Kudos to fetchmail

Originally posted 2004-06-25 11:57:35

My e-mail was broken. Irretrievably broken. I knew I had messages out there, out in the ether, but I couldn’t pull them down–not using Thunderbird under Windows XP, nor the Mail app on Mac OS X. Both applications reported no messages on the server, hoping to put me off with pretense. Frustrating.

Then I remembered the Linux box that sits in my closet, the one that I sometimes SSH into from the outside world so I can read my e-mail from any Internet-connected machine. I run fetchmail on it to retrieve my mail, and mutt to read my mail. With some amount of resignation, and even less hope, I SSH’ed in and ran fetchmail. Like obedient ducklings behind a matronly mallard, my messages waddled through the wires to my Linux box, where mutt scooped them up and offered them for my perusal. No lies. No sham. No pretense. It saw the messages and pulled them down.
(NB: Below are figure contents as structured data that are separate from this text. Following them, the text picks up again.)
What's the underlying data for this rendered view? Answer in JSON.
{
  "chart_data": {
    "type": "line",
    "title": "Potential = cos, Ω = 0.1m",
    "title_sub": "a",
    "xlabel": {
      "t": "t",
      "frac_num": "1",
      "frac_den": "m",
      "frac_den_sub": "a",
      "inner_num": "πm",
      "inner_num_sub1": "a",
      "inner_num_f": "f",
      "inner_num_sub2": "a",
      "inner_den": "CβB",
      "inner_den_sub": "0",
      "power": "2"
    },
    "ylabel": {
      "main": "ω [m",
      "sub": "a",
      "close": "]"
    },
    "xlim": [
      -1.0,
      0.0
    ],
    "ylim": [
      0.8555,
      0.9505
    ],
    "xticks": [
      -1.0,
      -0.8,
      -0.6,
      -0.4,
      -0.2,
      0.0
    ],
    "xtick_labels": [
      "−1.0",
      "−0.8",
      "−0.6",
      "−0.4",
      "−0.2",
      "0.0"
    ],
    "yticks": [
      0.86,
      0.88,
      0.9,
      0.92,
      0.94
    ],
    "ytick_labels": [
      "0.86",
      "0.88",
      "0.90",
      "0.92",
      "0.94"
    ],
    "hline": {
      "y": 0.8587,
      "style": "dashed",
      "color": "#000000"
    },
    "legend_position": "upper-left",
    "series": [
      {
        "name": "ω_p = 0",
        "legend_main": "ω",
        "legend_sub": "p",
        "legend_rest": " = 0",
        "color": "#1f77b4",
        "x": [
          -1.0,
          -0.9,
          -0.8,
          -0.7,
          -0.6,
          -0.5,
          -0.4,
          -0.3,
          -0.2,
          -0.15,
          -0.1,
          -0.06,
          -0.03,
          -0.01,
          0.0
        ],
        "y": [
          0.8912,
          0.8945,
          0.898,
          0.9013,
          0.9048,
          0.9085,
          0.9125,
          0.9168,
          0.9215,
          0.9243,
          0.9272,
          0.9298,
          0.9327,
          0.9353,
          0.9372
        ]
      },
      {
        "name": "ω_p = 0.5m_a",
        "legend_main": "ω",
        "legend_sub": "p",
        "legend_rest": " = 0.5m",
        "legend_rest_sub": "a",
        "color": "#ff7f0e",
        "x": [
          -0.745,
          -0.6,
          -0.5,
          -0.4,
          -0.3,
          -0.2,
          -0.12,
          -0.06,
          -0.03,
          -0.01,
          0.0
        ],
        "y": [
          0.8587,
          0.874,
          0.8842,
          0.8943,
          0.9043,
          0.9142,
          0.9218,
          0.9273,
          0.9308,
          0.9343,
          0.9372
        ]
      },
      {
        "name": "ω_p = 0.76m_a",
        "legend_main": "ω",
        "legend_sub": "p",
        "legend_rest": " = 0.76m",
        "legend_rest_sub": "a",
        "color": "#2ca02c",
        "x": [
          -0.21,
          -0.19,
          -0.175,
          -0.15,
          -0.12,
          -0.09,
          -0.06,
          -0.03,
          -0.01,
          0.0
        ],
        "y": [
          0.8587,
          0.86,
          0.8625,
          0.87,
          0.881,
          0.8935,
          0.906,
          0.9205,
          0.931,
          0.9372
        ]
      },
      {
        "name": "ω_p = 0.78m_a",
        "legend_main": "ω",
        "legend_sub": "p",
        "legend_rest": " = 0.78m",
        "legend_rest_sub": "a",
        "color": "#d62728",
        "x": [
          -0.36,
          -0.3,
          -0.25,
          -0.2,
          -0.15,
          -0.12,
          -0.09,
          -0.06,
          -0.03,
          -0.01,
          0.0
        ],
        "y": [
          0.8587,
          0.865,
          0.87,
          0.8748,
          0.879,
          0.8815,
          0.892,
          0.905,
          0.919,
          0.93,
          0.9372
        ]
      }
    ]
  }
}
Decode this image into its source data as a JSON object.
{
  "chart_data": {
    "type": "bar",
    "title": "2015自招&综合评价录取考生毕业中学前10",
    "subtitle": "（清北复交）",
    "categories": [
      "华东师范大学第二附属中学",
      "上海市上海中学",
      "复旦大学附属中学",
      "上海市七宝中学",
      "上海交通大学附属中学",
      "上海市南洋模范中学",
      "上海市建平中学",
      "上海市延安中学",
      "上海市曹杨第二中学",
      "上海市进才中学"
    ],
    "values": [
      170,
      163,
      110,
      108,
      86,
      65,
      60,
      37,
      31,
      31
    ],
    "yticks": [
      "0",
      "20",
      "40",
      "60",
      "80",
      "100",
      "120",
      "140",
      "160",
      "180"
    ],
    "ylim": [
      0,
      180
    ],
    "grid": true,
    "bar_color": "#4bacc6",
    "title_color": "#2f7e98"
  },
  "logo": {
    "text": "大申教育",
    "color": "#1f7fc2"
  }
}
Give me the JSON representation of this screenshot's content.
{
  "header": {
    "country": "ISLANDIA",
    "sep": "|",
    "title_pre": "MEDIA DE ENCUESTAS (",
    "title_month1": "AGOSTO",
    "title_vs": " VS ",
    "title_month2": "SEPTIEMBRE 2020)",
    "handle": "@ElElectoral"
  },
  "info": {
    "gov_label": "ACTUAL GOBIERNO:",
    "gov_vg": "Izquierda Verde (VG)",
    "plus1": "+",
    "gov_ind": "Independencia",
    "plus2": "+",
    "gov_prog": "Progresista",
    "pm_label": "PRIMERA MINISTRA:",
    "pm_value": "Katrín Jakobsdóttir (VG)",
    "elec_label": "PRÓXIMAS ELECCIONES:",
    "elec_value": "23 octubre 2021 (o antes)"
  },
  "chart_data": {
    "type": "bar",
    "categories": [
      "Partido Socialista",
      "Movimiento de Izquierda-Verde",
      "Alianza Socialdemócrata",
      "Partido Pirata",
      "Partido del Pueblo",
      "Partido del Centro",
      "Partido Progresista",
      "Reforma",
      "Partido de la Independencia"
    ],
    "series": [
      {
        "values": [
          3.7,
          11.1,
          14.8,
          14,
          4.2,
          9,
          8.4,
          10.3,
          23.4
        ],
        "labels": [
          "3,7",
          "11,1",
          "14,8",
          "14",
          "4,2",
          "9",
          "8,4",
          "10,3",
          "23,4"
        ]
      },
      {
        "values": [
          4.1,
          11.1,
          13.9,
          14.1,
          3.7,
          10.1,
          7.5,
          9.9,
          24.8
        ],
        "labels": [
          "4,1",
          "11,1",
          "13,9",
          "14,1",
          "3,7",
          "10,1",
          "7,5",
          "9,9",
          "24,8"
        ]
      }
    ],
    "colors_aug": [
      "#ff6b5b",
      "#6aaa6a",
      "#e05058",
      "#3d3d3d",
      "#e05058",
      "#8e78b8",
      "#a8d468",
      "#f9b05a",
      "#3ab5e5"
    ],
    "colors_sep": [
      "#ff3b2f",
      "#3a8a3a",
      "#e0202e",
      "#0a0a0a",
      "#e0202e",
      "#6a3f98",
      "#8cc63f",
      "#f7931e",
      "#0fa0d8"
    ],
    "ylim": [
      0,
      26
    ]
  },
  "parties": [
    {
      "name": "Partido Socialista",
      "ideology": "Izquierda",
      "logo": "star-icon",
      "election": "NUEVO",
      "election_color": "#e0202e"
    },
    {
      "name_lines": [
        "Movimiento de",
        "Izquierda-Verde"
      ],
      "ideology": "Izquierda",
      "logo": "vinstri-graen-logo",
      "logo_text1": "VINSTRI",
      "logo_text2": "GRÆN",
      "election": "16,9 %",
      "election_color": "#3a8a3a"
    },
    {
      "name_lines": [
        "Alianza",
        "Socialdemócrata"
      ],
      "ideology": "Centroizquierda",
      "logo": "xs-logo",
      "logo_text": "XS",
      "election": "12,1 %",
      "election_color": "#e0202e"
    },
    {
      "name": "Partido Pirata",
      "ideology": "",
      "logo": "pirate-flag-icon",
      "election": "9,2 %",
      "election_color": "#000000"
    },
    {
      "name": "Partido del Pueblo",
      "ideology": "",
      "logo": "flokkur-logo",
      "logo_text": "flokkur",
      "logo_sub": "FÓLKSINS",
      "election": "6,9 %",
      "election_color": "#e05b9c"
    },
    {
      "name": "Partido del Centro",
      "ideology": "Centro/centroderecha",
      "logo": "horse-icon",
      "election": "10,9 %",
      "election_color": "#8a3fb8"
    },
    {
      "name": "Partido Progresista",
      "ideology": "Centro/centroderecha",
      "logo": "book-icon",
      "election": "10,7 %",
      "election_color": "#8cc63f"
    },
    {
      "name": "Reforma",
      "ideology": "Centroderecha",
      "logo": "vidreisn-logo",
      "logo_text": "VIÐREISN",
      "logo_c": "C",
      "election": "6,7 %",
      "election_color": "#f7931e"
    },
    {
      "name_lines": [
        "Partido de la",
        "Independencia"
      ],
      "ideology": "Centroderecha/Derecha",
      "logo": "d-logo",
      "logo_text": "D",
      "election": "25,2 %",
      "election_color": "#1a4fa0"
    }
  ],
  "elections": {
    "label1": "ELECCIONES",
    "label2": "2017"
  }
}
What was wrong with my mailbox on the POP server? How was it flummoxing my e-mail clients? I suppose if I were hungrier or more inquisitive, I would have copied the mailbox from the POP server to a local drive, downloaded the source to Thunderbird, built it, put it in debug, and stepped through the pull process to find the offense that bludgeoned both Thunderbird and Mail.app into silent perfidy. Maybe next time–I just wanted my e-mail.

Maybe Outlook or Outlook Express could have sailed through whatever trap lay in my mailbox, but I can’t handle their attendant exposure. Perhaps Eudora, Pegasus Mail, or The Bat! could have triumphed, but I don’t have them installed, so fetchmail got the first crack at the problem.

In The Art of UNIX Programming, Eric Raymond repreatedly proffers fetchmail as an archetype of flexibility and a paragon of software engineering, shoehorning it into seemingly every discussion he could wedge it into. \”Enough of the chest-beating!\” I thought, despite his protestations to the contrary. Well, Eric, beat away: the stuff is good.

By the way, I got about 30 e-mail messages. Too bad they were all spam.